Departure tax increase approved
The House of Assembly has voted to increase departure tax, despite concerns by the Opposition that it will hinder growth in the tourism sector.
The Miscellaneous Taxes Amendment Act 2015, presented by Finance Minister Bob Richards, will increase departure tax at LF Wade International Airport from $35 to $50.
Noting the criticism to the proposed airport development project and the lack of tendering associated with it, he stated that more than 600 jobs will be created through the proposed airport redevelopment project, 400 of which will be long-term jobs.
“While some people may say we are not going the normal way, we have gone the extra mile to protect the public purse and Bermuda in general against the risks associated with that project,” Mr Richards said. “The risk of overruns, the risk of lateness, the risk of jobs not materialising. All of these risks are being either eliminated or mitigated.”
While the One Bermuda Alliance said the tax increase would help fund the 2017 America's Cup, Opposition Leader Marc Bean argued that the act was sweetening the pot for the proposed redevelopment of the terminal building. Mr Bean said the tax increase goes directly against the push to rebuild the tourism sector.

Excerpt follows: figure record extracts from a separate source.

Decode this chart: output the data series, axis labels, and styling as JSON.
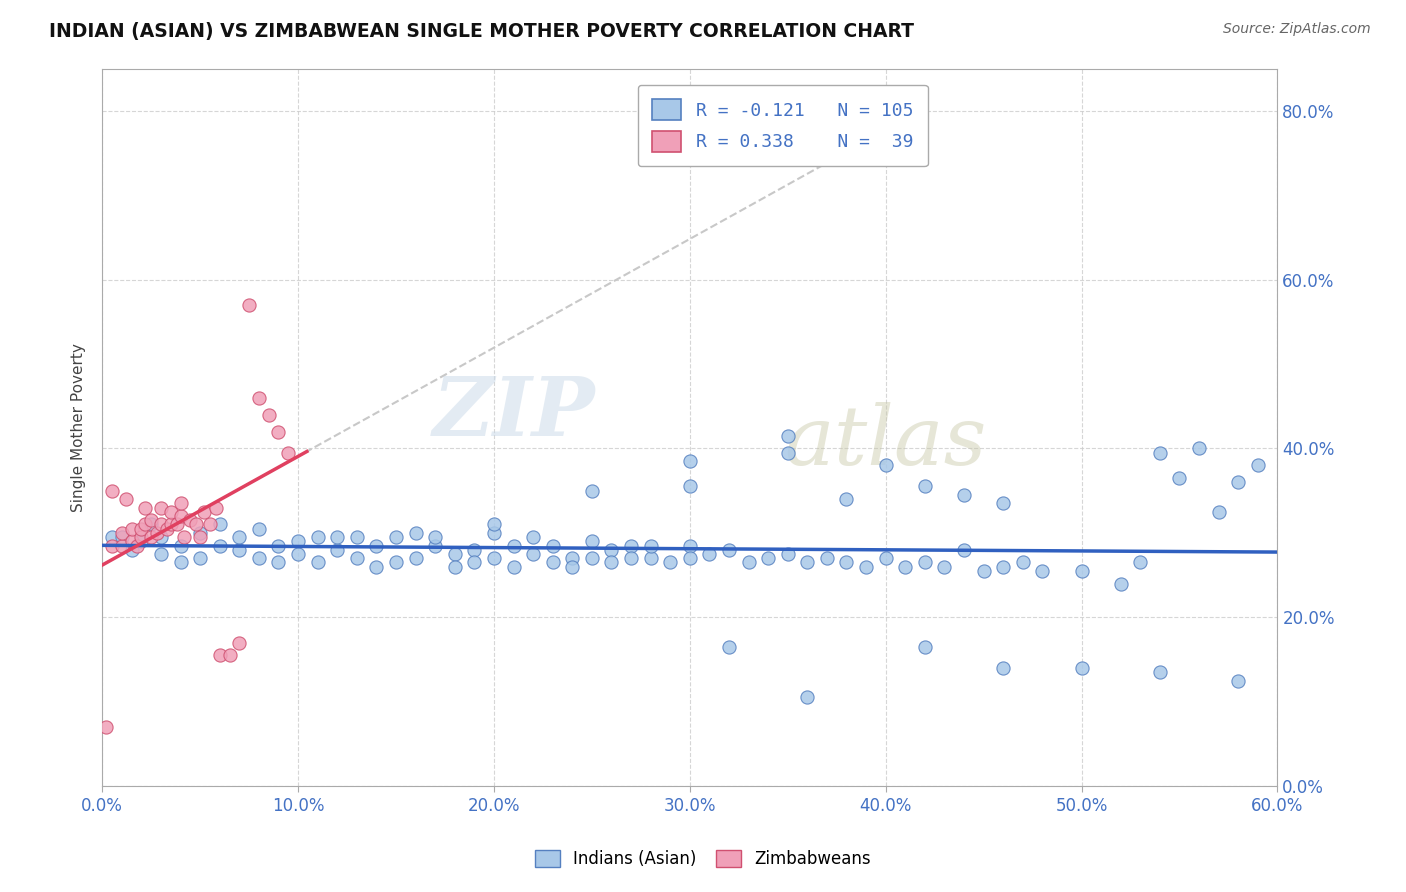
{
  "title": "INDIAN (ASIAN) VS ZIMBABWEAN SINGLE MOTHER POVERTY CORRELATION CHART",
  "source": "Source: ZipAtlas.com",
  "xmin": 0.0,
  "xmax": 0.6,
  "ymin": 0.0,
  "ymax": 0.85,
  "indian_color": "#a8c8e8",
  "zimbabwean_color": "#f0a0b8",
  "indian_edge": "#5580c0",
  "zimbabwean_edge": "#d05070",
  "trendline_indian_color": "#3060c0",
  "trendline_zimbabwean_color": "#e04060",
  "watermark_zip": "ZIP",
  "watermark_atlas": "atlas",
  "indian_x": [
    0.005,
    0.01,
    0.015,
    0.02,
    0.025,
    0.03,
    0.03,
    0.04,
    0.04,
    0.05,
    0.05,
    0.06,
    0.06,
    0.07,
    0.07,
    0.08,
    0.08,
    0.09,
    0.09,
    0.1,
    0.1,
    0.11,
    0.11,
    0.12,
    0.12,
    0.13,
    0.13,
    0.14,
    0.14,
    0.15,
    0.15,
    0.16,
    0.16,
    0.17,
    0.17,
    0.18,
    0.18,
    0.19,
    0.19,
    0.2,
    0.2,
    0.21,
    0.21,
    0.22,
    0.22,
    0.23,
    0.23,
    0.24,
    0.24,
    0.25,
    0.25,
    0.26,
    0.26,
    0.27,
    0.27,
    0.28,
    0.28,
    0.29,
    0.3,
    0.3,
    0.31,
    0.32,
    0.33,
    0.34,
    0.35,
    0.36,
    0.37,
    0.38,
    0.39,
    0.4,
    0.41,
    0.42,
    0.43,
    0.44,
    0.45,
    0.46,
    0.47,
    0.48,
    0.5,
    0.52,
    0.53,
    0.54,
    0.55,
    0.56,
    0.57,
    0.58,
    0.59,
    0.3,
    0.35,
    0.38,
    0.4,
    0.42,
    0.44,
    0.46,
    0.32,
    0.36,
    0.5,
    0.54,
    0.58,
    0.42,
    0.46,
    0.2,
    0.25,
    0.3,
    0.35
  ],
  "indian_y": [
    0.295,
    0.295,
    0.28,
    0.29,
    0.31,
    0.295,
    0.275,
    0.285,
    0.265,
    0.3,
    0.27,
    0.285,
    0.31,
    0.28,
    0.295,
    0.305,
    0.27,
    0.285,
    0.265,
    0.29,
    0.275,
    0.295,
    0.265,
    0.28,
    0.295,
    0.27,
    0.295,
    0.285,
    0.26,
    0.295,
    0.265,
    0.3,
    0.27,
    0.285,
    0.295,
    0.275,
    0.26,
    0.28,
    0.265,
    0.3,
    0.27,
    0.285,
    0.26,
    0.295,
    0.275,
    0.265,
    0.285,
    0.27,
    0.26,
    0.29,
    0.27,
    0.28,
    0.265,
    0.285,
    0.27,
    0.27,
    0.285,
    0.265,
    0.285,
    0.27,
    0.275,
    0.28,
    0.265,
    0.27,
    0.275,
    0.265,
    0.27,
    0.265,
    0.26,
    0.27,
    0.26,
    0.265,
    0.26,
    0.28,
    0.255,
    0.26,
    0.265,
    0.255,
    0.255,
    0.24,
    0.265,
    0.395,
    0.365,
    0.4,
    0.325,
    0.36,
    0.38,
    0.355,
    0.395,
    0.34,
    0.38,
    0.355,
    0.345,
    0.335,
    0.165,
    0.105,
    0.14,
    0.135,
    0.125,
    0.165,
    0.14,
    0.31,
    0.35,
    0.385,
    0.415
  ],
  "zimbabwean_x": [
    0.002,
    0.005,
    0.005,
    0.01,
    0.01,
    0.012,
    0.015,
    0.015,
    0.018,
    0.02,
    0.02,
    0.022,
    0.022,
    0.025,
    0.025,
    0.028,
    0.03,
    0.03,
    0.033,
    0.035,
    0.035,
    0.038,
    0.04,
    0.04,
    0.042,
    0.045,
    0.048,
    0.05,
    0.052,
    0.055,
    0.058,
    0.06,
    0.065,
    0.07,
    0.075,
    0.08,
    0.085,
    0.09,
    0.095
  ],
  "zimbabwean_y": [
    0.07,
    0.285,
    0.35,
    0.285,
    0.3,
    0.34,
    0.29,
    0.305,
    0.285,
    0.295,
    0.305,
    0.31,
    0.33,
    0.295,
    0.315,
    0.3,
    0.31,
    0.33,
    0.305,
    0.31,
    0.325,
    0.31,
    0.32,
    0.335,
    0.295,
    0.315,
    0.31,
    0.295,
    0.325,
    0.31,
    0.33,
    0.155,
    0.155,
    0.17,
    0.57,
    0.46,
    0.44,
    0.42,
    0.395
  ]
}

“If tourism is the new focus and hotel development is the new stimulus, how on Earth do you tax the blood stream of both strategies?” he said. “We know it's not to reduce the deficit, it's to fatten the calf for CCC.
“In one instance this evening, we tax property in a depressed property market. Then we tax labour in a depressed market with increasing unemployment. Then we go ahead and tax the goose that lays the silver eggs. Tourism. Not gold, but silver, but we tax it.”
Tourism and Transport Minister Shawn Crockwell said that when the increase was first broached, he said the increase would not make costs prohibitive and that total airport fees would remain in a competitive range.
With the increase, total airport fees in Bermuda will be $58.31, compared with $63 in the US, $70 in the Turks and Caicos and $82.91 in Jamaica. “This is not ideal, but I understand it and it's not going to impede progress going forward,” he said.
Shadow Tourism Minister Zane DeSilva, however, said that the comparison with other jurisdictions was misleading as it did not account for the high cost of tickets to Bermuda and Shadow Transport Minister Lawrence Scott said that the tax hike will result in a higher cost of business for airlines.
“Maybe it's not the right time to raise departure tax when you have days that only two airlines will fly to the Island. Actually, some days it's only one airline with two flights to the Island. This is not the time to raise departure tax.”
Several PLP members re-raised concerns about the airport project, particularly the lack of tendering for the capital project.
Shadow Finance Minister David Burt said that a new airport will not draw in new tourists, saying the money would better be spent investing in tourism and marketing.
“What we need is to increase our air arrivals, and increasing departure tax and increasing the cost to come to Bermuda is not something that is going to increase air arrivals,” he said.
He also questioned where 400 long-term jobs could come from at the airport project, saying the airport now employs 43 staff.